This week we are in conversation with Sarah Burgess.
For my work as part of the Insights project I wanted to continue to investigate the theme of rising sea levels that I began to work with for the Textile Study Group DIS/rupt exhibition. But this time I felt I needed to investigate what is happening due to the climate crisis in the UK; so last year I travelled out to the Norfolk coast several times to walk, draw and talk to people. One of the places I visited was Hemsby where it is very clear to see how the land is slipping into the sea. Increasing storm surges have meant the loss of homes, walking on the beach the remains of lives lived in those houses are obvious; broken pots, rusty metal reinforcement and cascades of plaster litter the sandy cliffs and concrete and tarmac paths are broken off.
I live about as far from the sea as it is possible to get but even in the middle of the UK we are not immune to flood and the effects of torrential storms.
Back in the studio I try to immerse myself in what I have found and also to research what’s happening elsewhere so that my ideas are not limited to one aspect of sea level rise.
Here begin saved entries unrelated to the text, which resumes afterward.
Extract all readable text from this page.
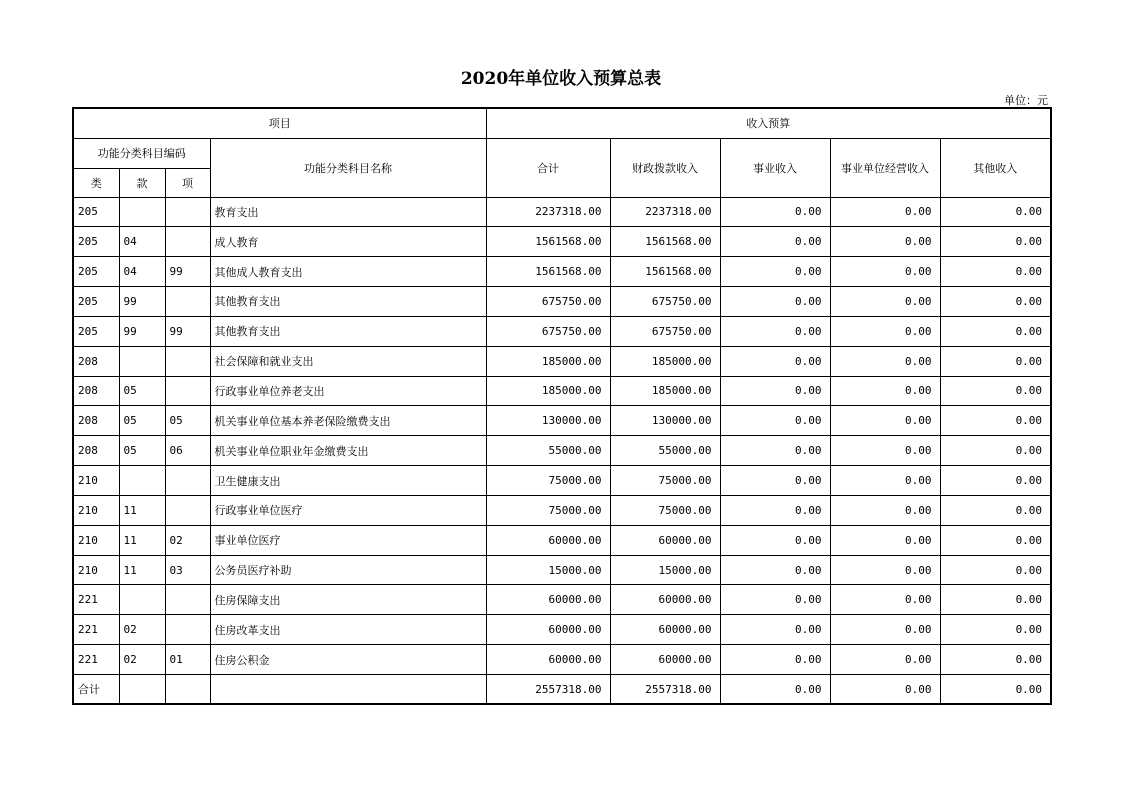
2020年单位收入预算总表
单位：元
项目				收入预算				
功能分类科目编码			功能分类科目名称	合计	财政拨款收入	事业收入	事业单位经营收入	其他收入
类	款	项						
205			教育支出	2237318.00	2237318.00	0.00	0.00	0.00
205	04		成人教育	1561568.00	1561568.00	0.00	0.00	0.00
205	04	99	其他成人教育支出	1561568.00	1561568.00	0.00	0.00	0.00
205	99		其他教育支出	675750.00	675750.00	0.00	0.00	0.00
205	99	99	其他教育支出	675750.00	675750.00	0.00	0.00	0.00
208			社会保障和就业支出	185000.00	185000.00	0.00	0.00	0.00
208	05		行政事业单位养老支出	185000.00	185000.00	0.00	0.00	0.00
208	05	05	机关事业单位基本养老保险缴费支出	130000.00	130000.00	0.00	0.00	0.00
208	05	06	机关事业单位职业年金缴费支出	55000.00	55000.00	0.00	0.00	0.00
210			卫生健康支出	75000.00	75000.00	0.00	0.00	0.00
210	11		行政事业单位医疗	75000.00	75000.00	0.00	0.00	0.00
210	11	02	事业单位医疗	60000.00	60000.00	0.00	0.00	0.00
210	11	03	公务员医疗补助	15000.00	15000.00	0.00	0.00	0.00
221			住房保障支出	60000.00	60000.00	0.00	0.00	0.00
221	02		住房改革支出	60000.00	60000.00	0.00	0.00	0.00
221	02	01	住房公积金	60000.00	60000.00	0.00	0.00	0.00
合计				2557318.00	2557318.00	0.00	0.00	0.00
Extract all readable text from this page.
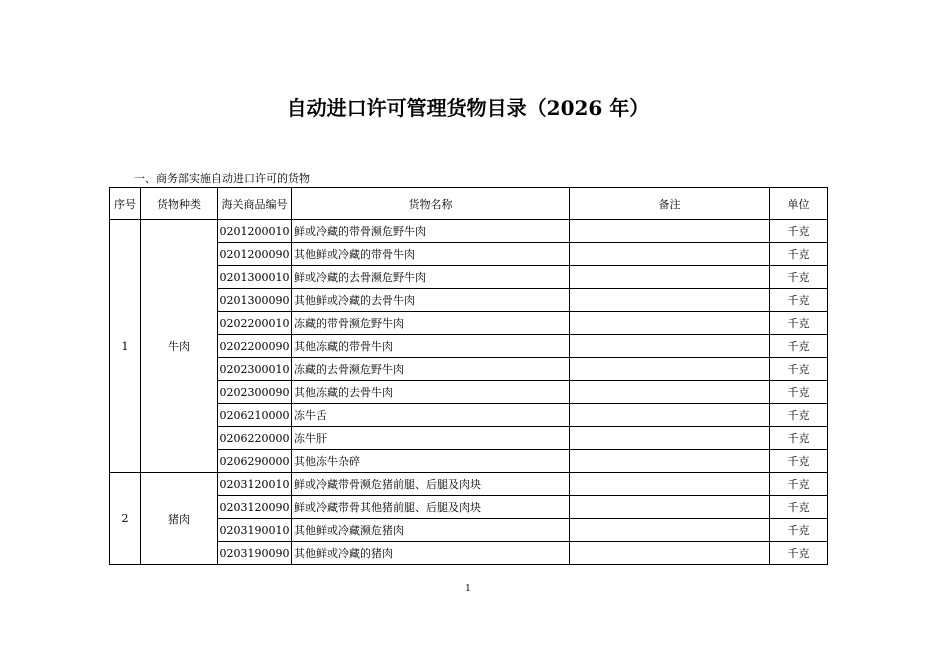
自动进口许可管理货物目录（2026 年）
一、商务部实施自动进口许可的货物
序号	货物种类	海关商品编号	货物名称	备注	单位
1	牛肉	0201200010	鲜或冷藏的带骨濒危野牛肉		千克
		0201200090	其他鲜或冷藏的带骨牛肉		千克
		0201300010	鲜或冷藏的去骨濒危野牛肉		千克
		0201300090	其他鲜或冷藏的去骨牛肉		千克
		0202200010	冻藏的带骨濒危野牛肉		千克
		0202200090	其他冻藏的带骨牛肉		千克
		0202300010	冻藏的去骨濒危野牛肉		千克
		0202300090	其他冻藏的去骨牛肉		千克
		0206210000	冻牛舌		千克
		0206220000	冻牛肝		千克
		0206290000	其他冻牛杂碎		千克
2	猪肉	0203120010	鲜或冷藏带骨濒危猪前腿、后腿及肉块		千克
		0203120090	鲜或冷藏带骨其他猪前腿、后腿及肉块		千克
		0203190010	其他鲜或冷藏濒危猪肉		千克
		0203190090	其他鲜或冷藏的猪肉		千克
1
This is a worldwide issue. I like to use a large sketchbook so that I can draw, collect news clippings and add trials and tests so that I can try and move my ideas on. I also like to write – just notes and questions at this stage. I think I am trying to ask myself both objective and also crazy questions to provoke myself and stimulate further thoughts and ideas. Once I start working with mono-print on fabric or paper it becomes easier to be spontaneous and less in control which has become, for me, part of working with the climate crisis as a theme. We are not in control. Print enables me to have something to react to – with stitch or further layers of print – or scissors. It stops me becoming too precise and measured which can sometimes kill the life in a piece of work. Adding liquid dye has become very exciting and watching the take up of dye across different fibres is fascinating.